Wherein PTT and HR is physiological signal characteristic quantity relevant to blood pressure, and PTT is pulse wave translation time, and HR is heart rate；K₁, K₂, HR_h, HR_l, P_n, ε is model individual difference parameter to be calibrated；K₁, K₂For model regression parameter；HR_h, HR_lIt is ABR regulatory region Between when highest heart rate and HR min；P_nThe corresponding pressure value of section heart rate median is adjusted for ABR, ε is that ABR adjusts section Slope.

3. a kind of more physiological signal Fusion Features according to claim 1 without cuff continuous BP measurement method, it is special Sign is that specific step is as follows for peg model individual difference parameter in the step (2):

(2.1) nominal data acquisition experiment: it is divided into dynamic experiment and static experiment；

(2.2) signal characteristic abstraction: feature extraction is carried out to collected signal, including the pulse-transit under each heart rate beat Time PTT, heart rate HR, systolic pressure SBP and diastolic pressure DBP；

(2.3) physiological data according to dynamic experiment acquisition calculates the slope ε in the linear regulation section in ABR regulation-control model, HR_h, HR_lAnd P_n；Then the regression parameter K that SBP and DBP are corresponded in model is determined with iterative least square algorithm_1s,K_2sWith And K_1d,K_2d。

4. a kind of more physiological signal Fusion Features according to claim 3 without cuff continuous BP measurement method, it is special Sign is that specific step is as follows for nominal data acquisition experiment in the step (2.1):

(2.1.1) static experiment: all experimenters sit quietly 10 minutes first and adapt to environment, and cuff is then used under the state of sitting quietly Sphygmomanometer, finger tip photoelectric sensor, electrocardio electrode plate synchronous acquisition blood pressure, pulse and electrocardiosignal 10 minutes；

(2.1.2) dynamic experiment: all experimenters carry out 5 minutes running trainings on a treadmill with the speed of 8km/h；Then The synchronous acquisition blood pressure again under the state of sitting quietly at once, pulse and electrocardiosignal 10 minutes.

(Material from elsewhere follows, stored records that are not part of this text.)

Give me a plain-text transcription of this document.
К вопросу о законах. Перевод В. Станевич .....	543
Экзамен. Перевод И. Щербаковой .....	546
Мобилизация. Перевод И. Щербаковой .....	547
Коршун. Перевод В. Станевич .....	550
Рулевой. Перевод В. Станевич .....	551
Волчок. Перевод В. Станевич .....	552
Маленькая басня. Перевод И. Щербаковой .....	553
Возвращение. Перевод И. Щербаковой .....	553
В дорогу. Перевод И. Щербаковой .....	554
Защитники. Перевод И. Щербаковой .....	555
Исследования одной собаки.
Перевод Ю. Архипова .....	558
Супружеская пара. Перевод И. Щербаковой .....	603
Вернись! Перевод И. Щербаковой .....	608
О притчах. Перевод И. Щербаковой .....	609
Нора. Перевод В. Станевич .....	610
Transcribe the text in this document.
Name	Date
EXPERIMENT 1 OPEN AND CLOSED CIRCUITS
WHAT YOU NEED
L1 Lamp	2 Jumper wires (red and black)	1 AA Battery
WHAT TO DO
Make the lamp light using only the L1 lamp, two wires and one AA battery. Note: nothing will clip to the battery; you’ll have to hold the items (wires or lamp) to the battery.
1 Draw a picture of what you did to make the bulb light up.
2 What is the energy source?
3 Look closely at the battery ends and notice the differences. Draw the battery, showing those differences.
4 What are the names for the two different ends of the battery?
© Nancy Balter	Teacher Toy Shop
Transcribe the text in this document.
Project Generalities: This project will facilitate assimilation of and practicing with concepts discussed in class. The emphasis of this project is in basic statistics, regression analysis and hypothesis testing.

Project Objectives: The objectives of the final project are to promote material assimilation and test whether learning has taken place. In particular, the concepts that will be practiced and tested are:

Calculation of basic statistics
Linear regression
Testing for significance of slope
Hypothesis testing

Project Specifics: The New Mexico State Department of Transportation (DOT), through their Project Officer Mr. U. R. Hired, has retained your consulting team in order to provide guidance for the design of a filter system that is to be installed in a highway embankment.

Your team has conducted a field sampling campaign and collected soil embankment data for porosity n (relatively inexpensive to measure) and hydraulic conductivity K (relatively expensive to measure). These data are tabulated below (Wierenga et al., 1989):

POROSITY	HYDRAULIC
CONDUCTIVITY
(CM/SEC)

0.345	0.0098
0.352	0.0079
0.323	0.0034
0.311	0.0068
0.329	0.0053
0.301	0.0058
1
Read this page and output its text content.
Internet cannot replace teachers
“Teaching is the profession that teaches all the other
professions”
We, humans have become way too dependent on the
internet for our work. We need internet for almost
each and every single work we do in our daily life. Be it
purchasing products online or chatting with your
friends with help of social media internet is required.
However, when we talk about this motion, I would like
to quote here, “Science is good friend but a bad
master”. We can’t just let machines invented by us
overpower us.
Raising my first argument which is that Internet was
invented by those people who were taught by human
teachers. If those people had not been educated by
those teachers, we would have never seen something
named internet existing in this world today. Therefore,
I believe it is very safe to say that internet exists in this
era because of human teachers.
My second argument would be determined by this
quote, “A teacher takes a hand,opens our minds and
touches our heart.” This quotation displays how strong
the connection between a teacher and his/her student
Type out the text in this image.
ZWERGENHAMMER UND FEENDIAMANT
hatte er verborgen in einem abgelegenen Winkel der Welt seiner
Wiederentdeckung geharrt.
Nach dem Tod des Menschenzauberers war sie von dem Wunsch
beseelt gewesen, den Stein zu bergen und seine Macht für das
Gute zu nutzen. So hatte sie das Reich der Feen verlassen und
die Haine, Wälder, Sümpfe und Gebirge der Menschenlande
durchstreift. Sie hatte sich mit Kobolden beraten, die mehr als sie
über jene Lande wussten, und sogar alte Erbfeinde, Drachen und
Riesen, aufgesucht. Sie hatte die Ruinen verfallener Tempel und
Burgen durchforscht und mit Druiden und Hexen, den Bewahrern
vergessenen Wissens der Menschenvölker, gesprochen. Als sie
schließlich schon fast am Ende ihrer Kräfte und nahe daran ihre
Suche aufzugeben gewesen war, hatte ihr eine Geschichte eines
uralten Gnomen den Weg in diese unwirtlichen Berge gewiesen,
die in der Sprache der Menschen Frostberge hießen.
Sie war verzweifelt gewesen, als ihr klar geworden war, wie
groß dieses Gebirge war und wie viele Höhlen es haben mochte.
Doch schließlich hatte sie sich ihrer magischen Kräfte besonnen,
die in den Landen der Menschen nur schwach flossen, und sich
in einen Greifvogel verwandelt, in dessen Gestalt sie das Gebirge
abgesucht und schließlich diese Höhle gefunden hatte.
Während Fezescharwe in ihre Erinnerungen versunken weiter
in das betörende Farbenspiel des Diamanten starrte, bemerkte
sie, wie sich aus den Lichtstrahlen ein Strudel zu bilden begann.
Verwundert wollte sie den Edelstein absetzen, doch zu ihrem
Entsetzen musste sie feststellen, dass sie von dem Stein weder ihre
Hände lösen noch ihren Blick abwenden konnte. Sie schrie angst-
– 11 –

5. a kind of more physiological signal Fusion Features according to claim 3 without cuff continuous BP measurement method, it is special Sign is that specific step is as follows for the calculating of model subjects difference parameter in the step (2.3):

Slope ε, HR in linear regulation section in (2.3.1) ABR regulation-control model_h, HR_lAnd P_n: ε is defined as blood pressure and heart rate Related slope when variation, specific calculation are as follows in the same direction: the first-order difference sequence of coring rate HR and systolic pressure SBP respectively DHR [i]=HR [i+1]-HR [i] and dSBP [i]=SBP [i+1]-SBP [i], establishes coordinate system using dHR and dSBP as coordinate, Take the linearly dependent coefficient of a three quadrant data point as ε；Maximum heart rate HR is found in a three quadrant data point simultaneously_hMost Low heart rate HR_l, and the corresponding blood pressure P of heart rate median_n；

Regression parameter K in (2.3.2) model₁And K₂: to K₁And K₂Calibration use iterative least square algorithm:

In initial phase, Definition Model waits for training parameter matrix

Mode input data matrixWith output data matrix

Then using 60s as the period, the mean μ of PTT data point in calculating cycle_PTTAnd variances sigma_PTT, according to 3 σ criterion rejecting abnormalities Data were both rejected | PTT- μ_PTT|>3σ_PTTPTT data point and corresponding blood-pressure measurement data point；

The Least-squares minimization target of model parameter θ are as follows:

Its globally optimal solution is

Define single input dataμ_N+1=[PTT^-1(i_N+1) 1], in iterative least square Single iteration least square solution in algorithm are as follows:

Whereinλ is that forgetting factor coefficient is set as 0.95；Institute There is data input to be iterated and last regression parameter matrix θ is calculated.